If you live in one of these states, check your local tax laws to see if you’ll owe anything.
What If Biden’s Loan Forgiveness Plan Is Blocked?
Millions of borrowers were expecting relief under President Biden’s student loan forgiveness plan, which aimed to cancel up to $20,000 per borrower. However, a federal appeals court permanently blocked the plan, meaning many borrowers won’t see that relief.
That said, some existing loan forgiveness programs are still available, including:
- Public Service Loan Forgiveness (PSLF) – Cancels loans for government and nonprofit workers after 10 years of payments.
- Income-Driven Repayment (IDR) Forgiveness – Forgives remaining loan balances after 20–25 years of payments.
- Teacher Loan Forgiveness – Cancels up to $17,500 in loans for teachers in low-income schools.
These programs are still tax-free at the federal level until at least 2025, but some states may still tax the forgiven amount.
How to Avoid a Surprise Tax Bill
If you’re expecting student loan forgiveness, here’s how to avoid a tax shock:
- Check Your State’s Tax Rules – Some states tax forgiven loans, so visit your state’s tax website or talk to a tax professional.

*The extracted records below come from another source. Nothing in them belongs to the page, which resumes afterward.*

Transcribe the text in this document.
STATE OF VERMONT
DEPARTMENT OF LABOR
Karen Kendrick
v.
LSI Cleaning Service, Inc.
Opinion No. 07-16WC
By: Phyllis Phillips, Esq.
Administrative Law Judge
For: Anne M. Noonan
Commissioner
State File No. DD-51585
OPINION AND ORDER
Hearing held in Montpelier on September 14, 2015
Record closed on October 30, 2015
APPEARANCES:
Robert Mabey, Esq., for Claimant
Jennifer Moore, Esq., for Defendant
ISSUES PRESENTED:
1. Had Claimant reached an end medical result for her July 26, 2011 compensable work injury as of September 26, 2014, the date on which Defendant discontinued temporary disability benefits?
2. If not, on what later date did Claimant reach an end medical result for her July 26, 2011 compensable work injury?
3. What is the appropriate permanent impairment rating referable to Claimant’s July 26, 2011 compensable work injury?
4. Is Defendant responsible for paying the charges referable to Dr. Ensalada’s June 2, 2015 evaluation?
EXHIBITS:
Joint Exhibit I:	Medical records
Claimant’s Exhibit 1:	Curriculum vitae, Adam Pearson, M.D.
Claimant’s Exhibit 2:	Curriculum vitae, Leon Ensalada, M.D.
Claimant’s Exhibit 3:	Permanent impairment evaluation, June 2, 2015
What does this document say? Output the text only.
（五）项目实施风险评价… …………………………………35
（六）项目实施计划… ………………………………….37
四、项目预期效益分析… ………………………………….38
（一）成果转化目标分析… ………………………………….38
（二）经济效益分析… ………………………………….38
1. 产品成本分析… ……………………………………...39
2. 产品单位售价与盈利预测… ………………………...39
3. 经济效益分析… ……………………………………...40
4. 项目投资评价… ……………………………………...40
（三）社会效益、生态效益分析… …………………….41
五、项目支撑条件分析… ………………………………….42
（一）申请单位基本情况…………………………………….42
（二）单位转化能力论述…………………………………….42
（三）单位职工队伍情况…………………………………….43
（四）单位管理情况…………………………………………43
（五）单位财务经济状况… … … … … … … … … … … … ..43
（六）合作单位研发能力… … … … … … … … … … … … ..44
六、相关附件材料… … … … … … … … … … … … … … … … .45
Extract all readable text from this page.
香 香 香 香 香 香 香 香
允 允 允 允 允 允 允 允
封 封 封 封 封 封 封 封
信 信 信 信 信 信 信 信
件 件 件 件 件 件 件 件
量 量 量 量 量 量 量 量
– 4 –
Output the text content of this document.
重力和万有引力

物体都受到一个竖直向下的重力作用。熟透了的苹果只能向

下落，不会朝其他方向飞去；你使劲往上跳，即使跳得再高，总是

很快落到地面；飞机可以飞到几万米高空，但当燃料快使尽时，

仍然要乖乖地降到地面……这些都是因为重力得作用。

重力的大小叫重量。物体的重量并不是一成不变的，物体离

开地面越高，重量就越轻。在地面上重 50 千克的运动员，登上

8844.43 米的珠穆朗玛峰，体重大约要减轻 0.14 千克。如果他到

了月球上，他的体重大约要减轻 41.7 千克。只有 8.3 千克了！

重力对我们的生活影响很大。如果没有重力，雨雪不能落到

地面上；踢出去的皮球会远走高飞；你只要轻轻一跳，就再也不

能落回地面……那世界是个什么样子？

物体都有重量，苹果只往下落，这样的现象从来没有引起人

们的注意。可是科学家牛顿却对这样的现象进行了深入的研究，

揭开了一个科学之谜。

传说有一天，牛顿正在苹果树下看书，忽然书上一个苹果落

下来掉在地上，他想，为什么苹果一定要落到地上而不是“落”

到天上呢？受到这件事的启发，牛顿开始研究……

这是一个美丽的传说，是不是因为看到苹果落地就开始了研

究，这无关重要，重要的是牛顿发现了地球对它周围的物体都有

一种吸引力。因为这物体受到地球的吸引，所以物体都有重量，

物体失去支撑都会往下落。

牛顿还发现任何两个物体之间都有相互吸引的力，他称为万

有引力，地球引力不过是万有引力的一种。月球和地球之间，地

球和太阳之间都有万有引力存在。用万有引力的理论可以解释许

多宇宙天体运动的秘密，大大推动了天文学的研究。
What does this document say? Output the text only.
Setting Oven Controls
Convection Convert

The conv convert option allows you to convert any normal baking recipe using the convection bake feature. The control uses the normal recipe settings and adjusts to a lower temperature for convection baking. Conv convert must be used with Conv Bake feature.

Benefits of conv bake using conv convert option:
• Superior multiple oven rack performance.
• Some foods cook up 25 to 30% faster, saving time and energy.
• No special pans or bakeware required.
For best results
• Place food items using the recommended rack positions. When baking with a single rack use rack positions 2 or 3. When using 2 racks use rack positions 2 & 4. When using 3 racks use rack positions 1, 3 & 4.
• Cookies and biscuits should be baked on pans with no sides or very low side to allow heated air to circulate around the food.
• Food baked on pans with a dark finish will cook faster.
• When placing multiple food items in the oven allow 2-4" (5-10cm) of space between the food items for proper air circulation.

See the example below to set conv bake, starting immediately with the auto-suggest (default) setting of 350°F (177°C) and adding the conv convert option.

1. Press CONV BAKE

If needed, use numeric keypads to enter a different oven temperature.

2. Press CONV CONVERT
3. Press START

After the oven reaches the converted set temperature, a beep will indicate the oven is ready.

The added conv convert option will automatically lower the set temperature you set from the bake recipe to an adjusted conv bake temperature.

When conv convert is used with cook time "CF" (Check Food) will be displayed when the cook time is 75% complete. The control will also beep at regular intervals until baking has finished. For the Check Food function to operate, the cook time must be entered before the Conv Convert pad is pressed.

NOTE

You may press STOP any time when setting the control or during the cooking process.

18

- Plan for 2026 and Beyond – If your loans will be forgiven after 2025, be ready for possible federal taxes unless the exemption is extended.
- Save Money Just in Case – If your loan forgiveness could be taxed, start setting aside money now so you’re not caught off guard later.
- Stay Informed – Congress could extend the tax break, so keep an eye on student loan news and IRS updates.